In our lab, the luminance contrast between 2 surfaces is calculated according to AS 1428.1:2009 or AS/NZS 1428.4.1:2009, with the following equation:

Luminance contrast = 125 x (luminous reflectance 1 – luminous reflectance 2) / (luminous reflectance 1 + luminous reflectance 2 + 25)

For example, the luminous reflectance of surface 1 is 50% (luminous reflectance 1 = 50); the luminous reflectance of surface 2 is 25% (luminous reflectance 2 = 25); the luminance contrast between them can be calculated as:

Luminance contrast = 125 x (50 – 25) / (50 + 25 + 25) = 125 x 25 / 100 = 31.25

The luminance contrast is therefore 31.25 or 31.25%.

A few examples of luminance contrast

Left: luminous reflectance = 63%; Right: luminous reflectance = 9%;
Luminance contrast = 69%

In the example above, the surface on the left (pale grey color) is significantly brighter than the surface on the right (deep grey color). The luminance contrast between them is large (69%).

Left: luminance reflectance = 27.4%; Right: luminance reflectance = 27.9%;
Luminance contrast = 0.7%

In the example above, the surface on the right is only marginally brighter than the one on the left. The luminance contrast between them is small (only 0.7%). When such a surface pair is used as TGSIs, it will be very hard for people with vision impairment to identify them.

Left: luminance reflectance = 23%; Right: luminance reflectance = 24%;
Luminance contrast = 1%

In the example above, the surface on the right (cyan color) is only slightly brighter than the one on the left (green color), the luminance contrast between them is small (only 1%), although they are quite distinct in color. Luminance contrast is different from color contrast. TGSIs with large color contrast but small luminance contrast are still not friendly to visually impaired people.

Daylight reflectance, visible light reflectance, luminous reflectance, and light reflectance value: are they the same?

They are the same in physical meaning: all of them are quantities representing the fraction of visible light reflected by a surface.

For general applications, the results are equivalent. For example: 0.50 (50%) of daylight reflectance = 0.50 (50%) of visible light reflectance = 0.50 (50%) of luminous reflectance = 50 of light reflectance value (LRV).

In practice, there are some subtle differences in the test results, due to the different test methods used. Below are the practices implemented in our lab:

Most of the time, the results obtained with different methods are very close (typically less than ±0.01 of variation).
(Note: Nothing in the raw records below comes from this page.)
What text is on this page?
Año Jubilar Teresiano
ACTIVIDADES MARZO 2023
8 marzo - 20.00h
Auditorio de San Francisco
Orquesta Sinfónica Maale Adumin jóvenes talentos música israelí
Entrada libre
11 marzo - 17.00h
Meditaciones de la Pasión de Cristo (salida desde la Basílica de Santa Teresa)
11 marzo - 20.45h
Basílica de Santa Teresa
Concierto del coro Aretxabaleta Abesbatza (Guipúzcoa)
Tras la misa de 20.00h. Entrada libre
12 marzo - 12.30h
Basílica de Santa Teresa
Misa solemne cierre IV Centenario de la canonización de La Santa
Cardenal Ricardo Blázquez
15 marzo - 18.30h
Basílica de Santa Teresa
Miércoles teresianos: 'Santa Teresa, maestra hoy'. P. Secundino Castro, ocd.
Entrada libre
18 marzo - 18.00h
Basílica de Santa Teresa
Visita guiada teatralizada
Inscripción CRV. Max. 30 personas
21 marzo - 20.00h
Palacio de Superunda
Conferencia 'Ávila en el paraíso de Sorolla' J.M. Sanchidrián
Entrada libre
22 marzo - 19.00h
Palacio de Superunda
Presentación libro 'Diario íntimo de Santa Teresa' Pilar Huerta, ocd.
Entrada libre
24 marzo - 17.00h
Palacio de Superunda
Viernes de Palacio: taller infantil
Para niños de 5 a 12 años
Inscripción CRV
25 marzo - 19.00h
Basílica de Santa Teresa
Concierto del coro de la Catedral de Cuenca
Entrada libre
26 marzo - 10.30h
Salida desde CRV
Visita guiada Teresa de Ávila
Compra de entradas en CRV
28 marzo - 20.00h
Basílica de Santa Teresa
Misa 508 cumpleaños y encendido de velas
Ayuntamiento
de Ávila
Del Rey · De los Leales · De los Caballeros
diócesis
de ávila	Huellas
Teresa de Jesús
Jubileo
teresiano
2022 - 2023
Are solar reflectance, TSR, and albedo the same?

In the context of material solar reflectance index (SRI), solar reflectance, TSR (total solar reflectance) and albedo are the same.

Particularly, solar reflectance is the standard term used in all relevant ASTM standards. TSR and albedo are not used in the ASTM standards, but they are often used by the industry or some literature.

In our test report, we only report the solar reflectance. In case the TSR or albedo values are needed, the solar reflectance results can be directly used, without conversion.